National

Downriver, an agonizing wait

BUTTE LAROSE, La. —The final wave of holdouts has mostly packed up and left this Louisiana town as water from the swollen Atchafalaya River has inched toward their homes, with their frustration and hope painted on signs posted outside.

"Nothing left worth stealing," read one. "Stay strong. Believe," urged another. "Our hearts are broken, but our spirits are not. We will come HOME," are the words Kip and Gwen Bacquet spray-painted on the plastic liner that covers the entire first floor of their house.

Most had left Butte LaRose days earlier amid high tension as the water continued its move toward the area, about 45 miles west of Baton Rouge.
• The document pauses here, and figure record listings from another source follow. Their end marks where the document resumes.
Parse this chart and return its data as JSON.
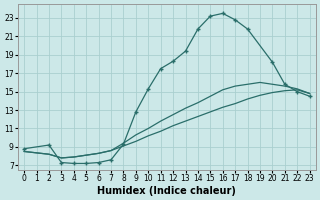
{
  "bg_color": "#cce8e8",
  "line_color": "#2a6e6a",
  "grid_color": "#aacfcf",
  "xlabel": "Humidex (Indice chaleur)",
  "xlim": [
    -0.5,
    23.5
  ],
  "ylim": [
    6.5,
    24.5
  ],
  "xticks": [
    0,
    1,
    2,
    3,
    4,
    5,
    6,
    7,
    8,
    9,
    10,
    11,
    12,
    13,
    14,
    15,
    16,
    17,
    18,
    19,
    20,
    21,
    22,
    23
  ],
  "yticks": [
    7,
    9,
    11,
    13,
    15,
    17,
    19,
    21,
    23
  ],
  "curve1_x": [
    0,
    2,
    3,
    4,
    5,
    6,
    7,
    8,
    9,
    10,
    11,
    12,
    13,
    14,
    15,
    16,
    17,
    18,
    20,
    21,
    22,
    23
  ],
  "curve1_y": [
    8.8,
    9.2,
    7.3,
    7.2,
    7.2,
    7.3,
    7.6,
    9.3,
    12.8,
    15.3,
    17.5,
    18.3,
    19.4,
    21.8,
    23.2,
    23.5,
    22.8,
    21.8,
    18.2,
    15.8,
    15.0,
    14.5
  ],
  "curve1_has_markers": true,
  "curve2_x": [
    0,
    2,
    3,
    4,
    5,
    6,
    7,
    8,
    9,
    10,
    11,
    12,
    13,
    14,
    15,
    16,
    17,
    18,
    19,
    20,
    21,
    22,
    23
  ],
  "curve2_y": [
    8.5,
    8.2,
    7.8,
    7.9,
    8.1,
    8.3,
    8.6,
    9.1,
    9.6,
    10.2,
    10.7,
    11.3,
    11.8,
    12.3,
    12.8,
    13.3,
    13.7,
    14.2,
    14.6,
    14.9,
    15.1,
    15.2,
    14.8
  ],
  "curve2_has_markers": false,
  "curve3_x": [
    0,
    2,
    3,
    4,
    5,
    6,
    7,
    8,
    9,
    10,
    11,
    12,
    13,
    14,
    15,
    16,
    17,
    18,
    19,
    20,
    21,
    22,
    23
  ],
  "curve3_y": [
    8.5,
    8.2,
    7.8,
    7.9,
    8.1,
    8.3,
    8.6,
    9.4,
    10.3,
    11.0,
    11.8,
    12.5,
    13.2,
    13.8,
    14.5,
    15.2,
    15.6,
    15.8,
    16.0,
    15.8,
    15.6,
    15.3,
    14.8
  ],
  "curve3_has_markers": false,
  "tick_fontsize": 5.5,
  "xlabel_fontsize": 7.0
}
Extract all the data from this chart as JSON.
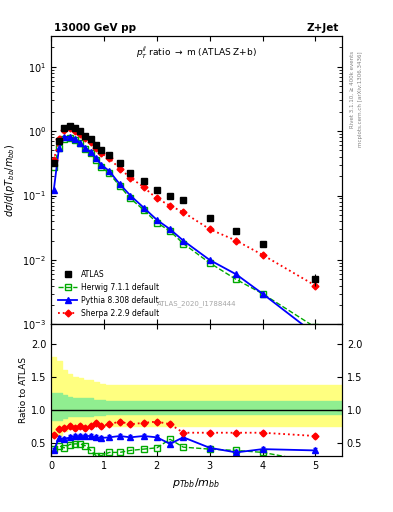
{
  "title_left": "13000 GeV pp",
  "title_right": "Z+Jet",
  "subplot_title": "p_{T}^{jj} ratio → m (ATLAS Z+b)",
  "watermark": "ATLAS_2020_I1788444",
  "right_label_top": "Rivet 3.1.10, ≥ 400k events",
  "right_label_bot": "mcplots.cern.ch [arXiv:1306.3436]",
  "ylabel_main": "dσ/d(pT_{bb}/m_{bb}",
  "ylabel_ratio": "Ratio to ATLAS",
  "xlabel": "p_{Tbb}/m_{bb}",
  "ylim_main_log": [
    0.001,
    30
  ],
  "xlim": [
    0,
    5.5
  ],
  "ratio_ylim": [
    0.3,
    2.3
  ],
  "ratio_yticks": [
    0.5,
    1.0,
    1.5,
    2.0
  ],
  "atlas_x": [
    0.05,
    0.15,
    0.25,
    0.35,
    0.45,
    0.55,
    0.65,
    0.75,
    0.85,
    0.95,
    1.1,
    1.3,
    1.5,
    1.75,
    2.0,
    2.25,
    2.5,
    3.0,
    3.5,
    4.0,
    5.0
  ],
  "atlas_y": [
    0.32,
    0.7,
    1.1,
    1.2,
    1.1,
    1.0,
    0.85,
    0.75,
    0.6,
    0.5,
    0.42,
    0.32,
    0.22,
    0.17,
    0.12,
    0.1,
    0.085,
    0.045,
    0.028,
    0.018,
    0.005
  ],
  "atlas_yerr_lo": [
    0.03,
    0.06,
    0.09,
    0.1,
    0.09,
    0.08,
    0.07,
    0.06,
    0.05,
    0.04,
    0.035,
    0.025,
    0.018,
    0.013,
    0.009,
    0.008,
    0.007,
    0.004,
    0.003,
    0.002,
    0.001
  ],
  "atlas_yerr_hi": [
    0.03,
    0.06,
    0.09,
    0.1,
    0.09,
    0.08,
    0.07,
    0.06,
    0.05,
    0.04,
    0.035,
    0.025,
    0.018,
    0.013,
    0.009,
    0.008,
    0.007,
    0.004,
    0.003,
    0.002,
    0.001
  ],
  "herwig_x": [
    0.05,
    0.15,
    0.25,
    0.35,
    0.45,
    0.55,
    0.65,
    0.75,
    0.85,
    0.95,
    1.1,
    1.3,
    1.5,
    1.75,
    2.0,
    2.25,
    2.5,
    3.0,
    3.5,
    4.0,
    5.0
  ],
  "herwig_y": [
    0.28,
    0.55,
    0.75,
    0.78,
    0.72,
    0.65,
    0.52,
    0.45,
    0.35,
    0.28,
    0.22,
    0.14,
    0.09,
    0.06,
    0.038,
    0.028,
    0.018,
    0.009,
    0.005,
    0.003,
    0.0009
  ],
  "pythia_x": [
    0.05,
    0.15,
    0.25,
    0.35,
    0.45,
    0.55,
    0.65,
    0.75,
    0.85,
    0.95,
    1.1,
    1.3,
    1.5,
    1.75,
    2.0,
    2.25,
    2.5,
    3.0,
    3.5,
    4.0,
    5.0
  ],
  "pythia_y": [
    0.12,
    0.55,
    0.8,
    0.82,
    0.75,
    0.65,
    0.55,
    0.47,
    0.38,
    0.3,
    0.24,
    0.15,
    0.1,
    0.065,
    0.042,
    0.03,
    0.02,
    0.01,
    0.006,
    0.003,
    0.0007
  ],
  "sherpa_x": [
    0.05,
    0.15,
    0.25,
    0.35,
    0.45,
    0.55,
    0.65,
    0.75,
    0.85,
    0.95,
    1.1,
    1.3,
    1.5,
    1.75,
    2.0,
    2.25,
    2.5,
    3.0,
    3.5,
    4.0,
    5.0
  ],
  "sherpa_y": [
    0.35,
    0.75,
    1.05,
    1.1,
    1.0,
    0.9,
    0.78,
    0.68,
    0.55,
    0.45,
    0.38,
    0.26,
    0.19,
    0.135,
    0.09,
    0.07,
    0.055,
    0.03,
    0.02,
    0.012,
    0.004
  ],
  "atlas_color": "#000000",
  "herwig_color": "#00aa00",
  "pythia_color": "#0000ff",
  "sherpa_color": "#ff0000",
  "atlas_band_inner_lo": [
    0.85,
    0.85,
    0.88,
    0.9,
    0.9,
    0.9,
    0.9,
    0.9,
    0.92,
    0.92,
    0.93,
    0.93,
    0.93,
    0.93,
    0.93,
    0.93,
    0.93,
    0.93,
    0.93,
    0.93,
    0.93
  ],
  "atlas_band_inner_hi": [
    1.25,
    1.25,
    1.22,
    1.2,
    1.18,
    1.18,
    1.18,
    1.18,
    1.15,
    1.15,
    1.13,
    1.13,
    1.13,
    1.13,
    1.13,
    1.13,
    1.13,
    1.13,
    1.13,
    1.13,
    1.13
  ],
  "atlas_band_outer_lo": [
    0.6,
    0.62,
    0.68,
    0.7,
    0.72,
    0.72,
    0.74,
    0.74,
    0.75,
    0.75,
    0.76,
    0.76,
    0.76,
    0.76,
    0.76,
    0.76,
    0.76,
    0.76,
    0.76,
    0.76,
    0.76
  ],
  "atlas_band_outer_hi": [
    1.8,
    1.75,
    1.6,
    1.55,
    1.5,
    1.48,
    1.45,
    1.45,
    1.42,
    1.4,
    1.38,
    1.38,
    1.38,
    1.38,
    1.38,
    1.38,
    1.38,
    1.38,
    1.38,
    1.38,
    1.38
  ],
  "ratio_herwig": [
    0.4,
    0.45,
    0.42,
    0.47,
    0.48,
    0.48,
    0.45,
    0.38,
    0.3,
    0.3,
    0.35,
    0.35,
    0.38,
    0.4,
    0.42,
    0.55,
    0.43,
    0.4,
    0.38,
    0.35,
    0.2
  ],
  "ratio_pythia": [
    0.38,
    0.57,
    0.55,
    0.58,
    0.6,
    0.6,
    0.6,
    0.6,
    0.58,
    0.57,
    0.58,
    0.6,
    0.58,
    0.6,
    0.58,
    0.48,
    0.58,
    0.42,
    0.35,
    0.4,
    0.38
  ],
  "ratio_sherpa": [
    0.62,
    0.7,
    0.72,
    0.75,
    0.72,
    0.75,
    0.72,
    0.75,
    0.8,
    0.75,
    0.78,
    0.82,
    0.78,
    0.8,
    0.82,
    0.78,
    0.65,
    0.65,
    0.65,
    0.65,
    0.6
  ],
  "inner_band_color": "#90ee90",
  "outer_band_color": "#ffff80",
  "ratio_line_color": "#000000",
  "fig_bg": "#ffffff",
  "main_bg": "#ffffff",
  "ratio_bg": "#ffffff"
}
The Army Corps of Engineers partially opened the Mississippi River's Morganza floodway May 14 to spare Baton Rouge and New Orleans from catastrophic flooding, but the water it was diverting from the Mississippi River into the Atchafalaya Basin still hadn't reached the town nearly a week later.
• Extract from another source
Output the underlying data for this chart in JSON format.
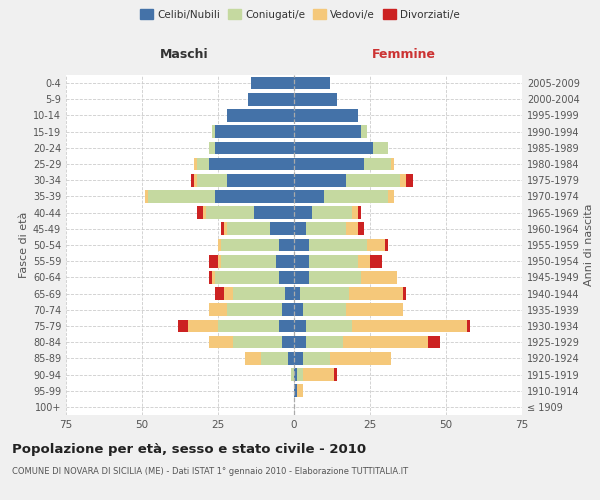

While Mississippi communities that line their namesake river were waiting for floodwaters to recede Saturday, Louisiana residents in the path of diverted waters were enduring an agonizing wait.

In St. Martin's Parish, La., a mandatory evacuation was ordered to take effect Saturday, only to be pushed back at least two days after officials said the river would crest May 27 at a lower level than previously thought. Meanwhile, communities along the Mississippi River in Mississippi wait for floodwaters to recede.
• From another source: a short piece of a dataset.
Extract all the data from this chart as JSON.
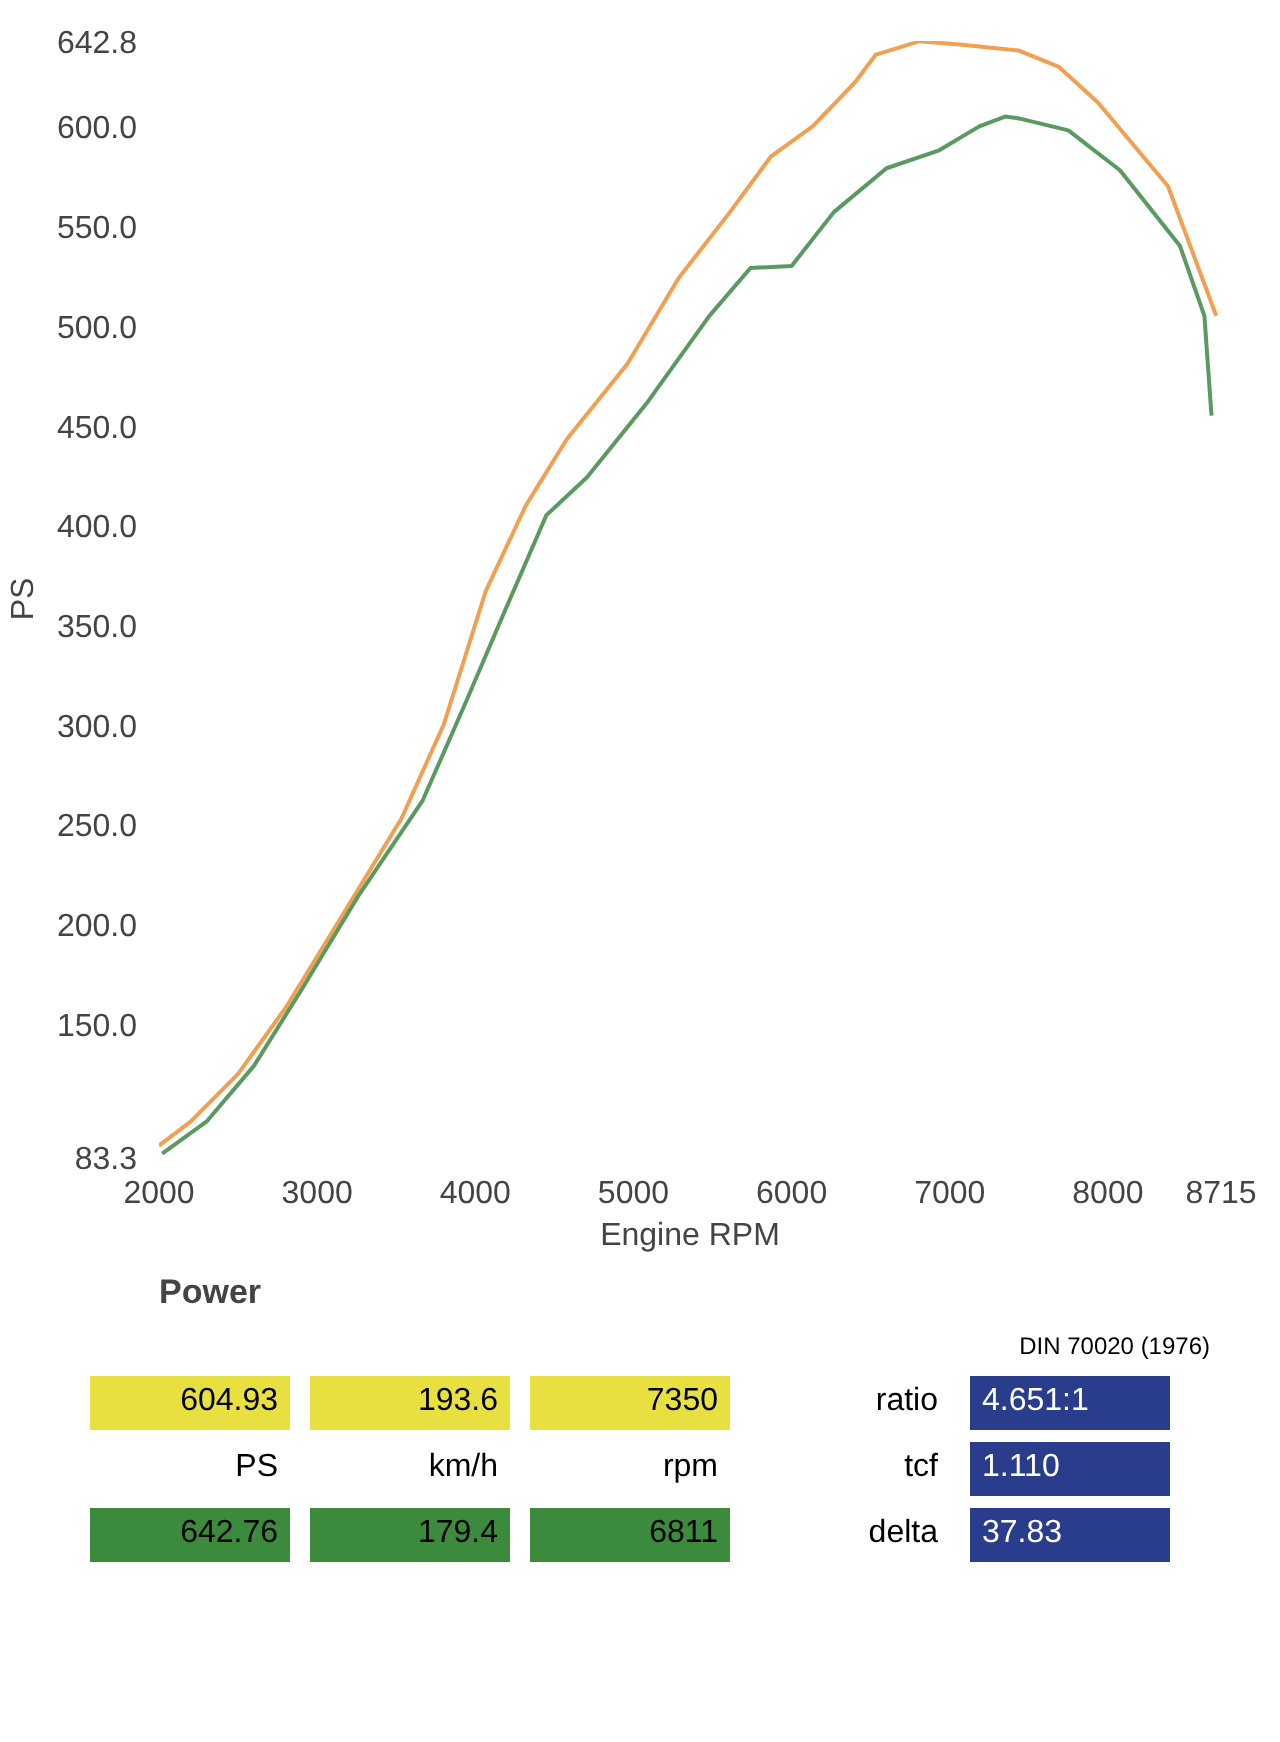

In Vicksburg, Miss., Chris Lynn fired up his small aluminum boat and traveled about a mile to check out his father's house. The home sits on a 15-foot mound of dirt on the Mississippi River's banks, much like an island in the murky water.

"It looks like the water has come down about 2 inches," Lynn said, grabbing his cell phone to call his 73-year-old father with the news. "That's good. The floor is starting to dry out."